周氏正在屋中忙碌,這是如今唯一能找到的營生,替別人家縫補衣物,掙個兩三文錢,但這僅僅是周氏接手的第三件衣物,依然無法維持生計。
周氏正忙著,聽到院外孩兒的叫聲。忙放下手中的針線,邁步出院。
孩童跑進院內,滿臉興奮,一下撞入了周氏雙腿上,把周氏撞了個趔趄。
周氏道:“怎么急成這樣?怎得了?”
孩童雙手把那油紙包裹遞給周氏,滿臉笑意道:“娘!你看!我拿回什么來了?”
周氏不解地拿過包裹,打開后,八個白花花的包子展現在眼前,香味撲鼻。
孩童滿眼希望地盯著母親,等待母親的夸獎。
周氏卻陰沉下臉來,嚴肅道:“孩兒,此物從何而來,莫不是你。。。你偷來的?”
隨即孩童小臉一垮,不忿道:“娘!孩兒怎會做那偷盜之事!路上遇上一位大哥哥,大哥哥好心,用這幾個包子換了孩童的柴火。”
周氏懷疑著盯著自己的兒子,“誰會傻到用八個包子換你那不要錢的枯枝?莫要騙娘!”
孩童梗著脖子道:“確實如此,大哥哥說,孩兒的柴火不長不短,正好供他使用!”
周氏接著問:“那大哥哥姓甚名誰?相貌如何?”
孩童想了一下,回道:“大哥哥未留姓名,長得很俊,刀削般的臉龐,直直的眉毛,劍袖黑靴,腰間還掛著一把刀。”

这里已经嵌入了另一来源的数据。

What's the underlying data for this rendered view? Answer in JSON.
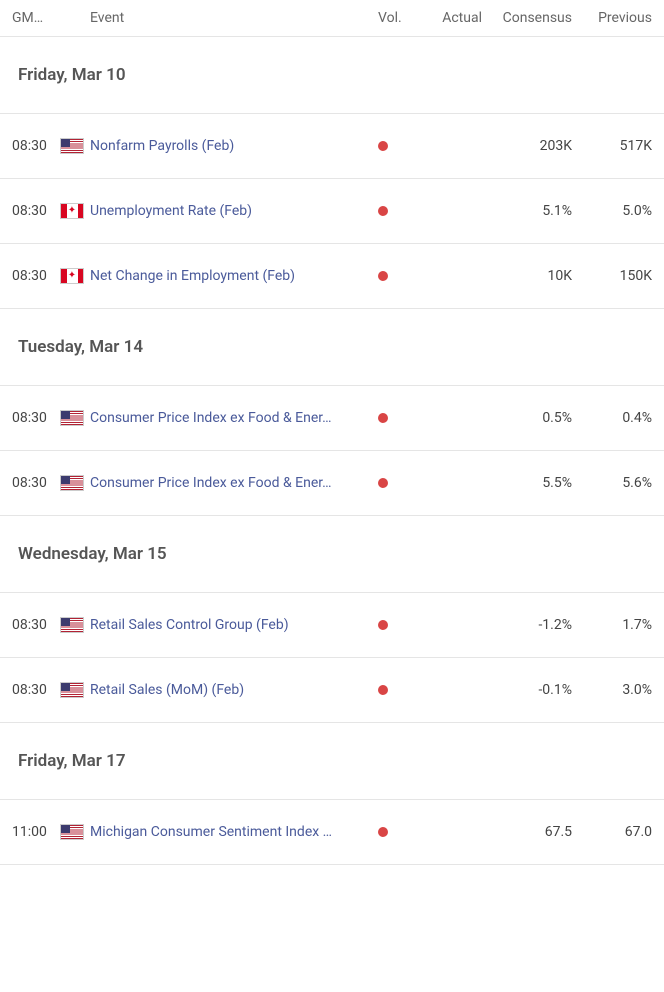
{
  "headers": {
    "time": "GM…",
    "event": "Event",
    "vol": "Vol.",
    "actual": "Actual",
    "consensus": "Consensus",
    "previous": "Previous"
  },
  "colors": {
    "vol_dot": "#d94545",
    "event_link": "#4a5a9a",
    "border": "#e5e5e5"
  },
  "sections": [
    {
      "date": "Friday, Mar 10",
      "events": [
        {
          "time": "08:30",
          "flag": "us",
          "event": "Nonfarm Payrolls (Feb)",
          "vol": "high",
          "actual": "",
          "consensus": "203K",
          "previous": "517K"
        },
        {
          "time": "08:30",
          "flag": "ca",
          "event": "Unemployment Rate (Feb)",
          "vol": "high",
          "actual": "",
          "consensus": "5.1%",
          "previous": "5.0%"
        },
        {
          "time": "08:30",
          "flag": "ca",
          "event": "Net Change in Employment (Feb)",
          "vol": "high",
          "actual": "",
          "consensus": "10K",
          "previous": "150K"
        }
      ]
    },
    {
      "date": "Tuesday, Mar 14",
      "events": [
        {
          "time": "08:30",
          "flag": "us",
          "event": "Consumer Price Index ex Food & Ener…",
          "vol": "high",
          "actual": "",
          "consensus": "0.5%",
          "previous": "0.4%"
        },
        {
          "time": "08:30",
          "flag": "us",
          "event": "Consumer Price Index ex Food & Ener…",
          "vol": "high",
          "actual": "",
          "consensus": "5.5%",
          "previous": "5.6%"
        }
      ]
    },
    {
      "date": "Wednesday, Mar 15",
      "events": [
        {
          "time": "08:30",
          "flag": "us",
          "event": "Retail Sales Control Group (Feb)",
          "vol": "high",
          "actual": "",
          "consensus": "-1.2%",
          "previous": "1.7%"
        },
        {
          "time": "08:30",
          "flag": "us",
          "event": "Retail Sales (MoM) (Feb)",
          "vol": "high",
          "actual": "",
          "consensus": "-0.1%",
          "previous": "3.0%"
        }
      ]
    },
    {
      "date": "Friday, Mar 17",
      "events": [
        {
          "time": "11:00",
          "flag": "us",
          "event": "Michigan Consumer Sentiment Index …",
          "vol": "high",
          "actual": "",
          "consensus": "67.5",
          "previous": "67.0"
        }
      ]
    }
  ]
}
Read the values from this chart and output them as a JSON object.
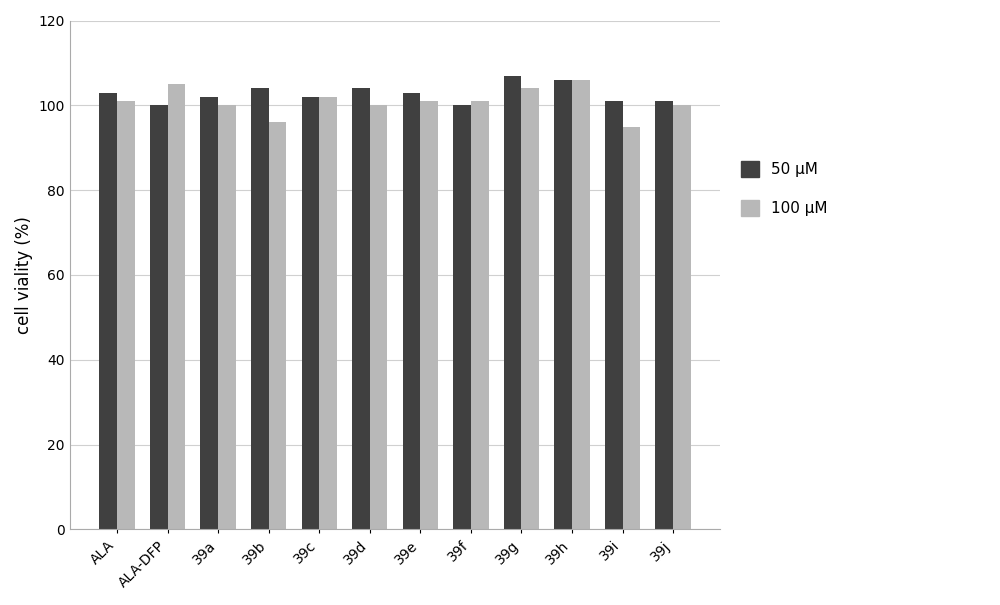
{
  "categories": [
    "ALA",
    "ALA-DFP",
    "39a",
    "39b",
    "39c",
    "39d",
    "39e",
    "39f",
    "39g",
    "39h",
    "39i",
    "39j"
  ],
  "values_50uM": [
    103,
    100,
    102,
    104,
    102,
    104,
    103,
    100,
    107,
    106,
    101,
    101
  ],
  "values_100uM": [
    101,
    105,
    100,
    96,
    102,
    100,
    101,
    101,
    104,
    106,
    95,
    100
  ],
  "color_50uM": "#404040",
  "color_100uM": "#b8b8b8",
  "ylabel": "cell viality (%)",
  "ylim": [
    0,
    120
  ],
  "yticks": [
    0,
    20,
    40,
    60,
    80,
    100,
    120
  ],
  "legend_labels": [
    "50 μM",
    "100 μM"
  ],
  "bar_width": 0.35,
  "figure_width": 10.0,
  "figure_height": 6.05
}
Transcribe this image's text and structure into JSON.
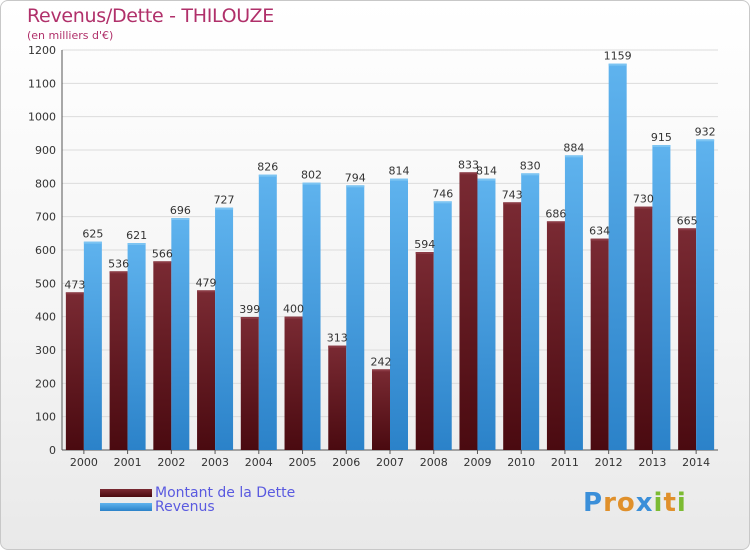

周氏聽罷,自自語道:“劍袖黑靴?腰里掛刀?武人?難道是當兵的?”
孩童一想到文鶯的樣子,很符合他心中軍人的樣子,連忙點頭:“孩兒想是的,很像軍人,而且絕不是普通士卒,像個官。”
周氏這才相信了八分,“難道是你父親的上官?有意照拂與你?”
孩童轉了下眼睛,“一定是的,娘,父親久在軍中,定有上官照顧的。”
周氏這才安下心來,鄭重其事地向孩童說道:“阿羨,下次見到這位哥哥,一定要向其道謝,給那哥哥磕個頭,此乃大恩,還有,記得問那哥哥姓甚名誰。”
孩童這才再次高興起來,“知道了,娘,孩兒謹記。”
周氏笑著摸了摸孩童的頭,“吃吧。”
孩童立馬拿起兩個包子,遞給周氏,“娘,你也吃!”
周氏喜笑顏開,“好,阿羨乖,娘吃。”
于是,娘倆飽餐一頓,自張勇離開后,吃的最好的一頓飯。
此時,蕭逸正在斜對面的一家院墻上斜倚著,看著院中發生的這一幕。
張小勺發揮他的強項,自來熟,從側面打聽張家小娘的狀況。
尋到的是張家不遠處一家院落,這處院落開著院門,一大娘正在院中洗著衣物。
張小勺便敲門問道:“大娘安好,請問北街有個周氏,擅長針線,大娘可知其人在哪?”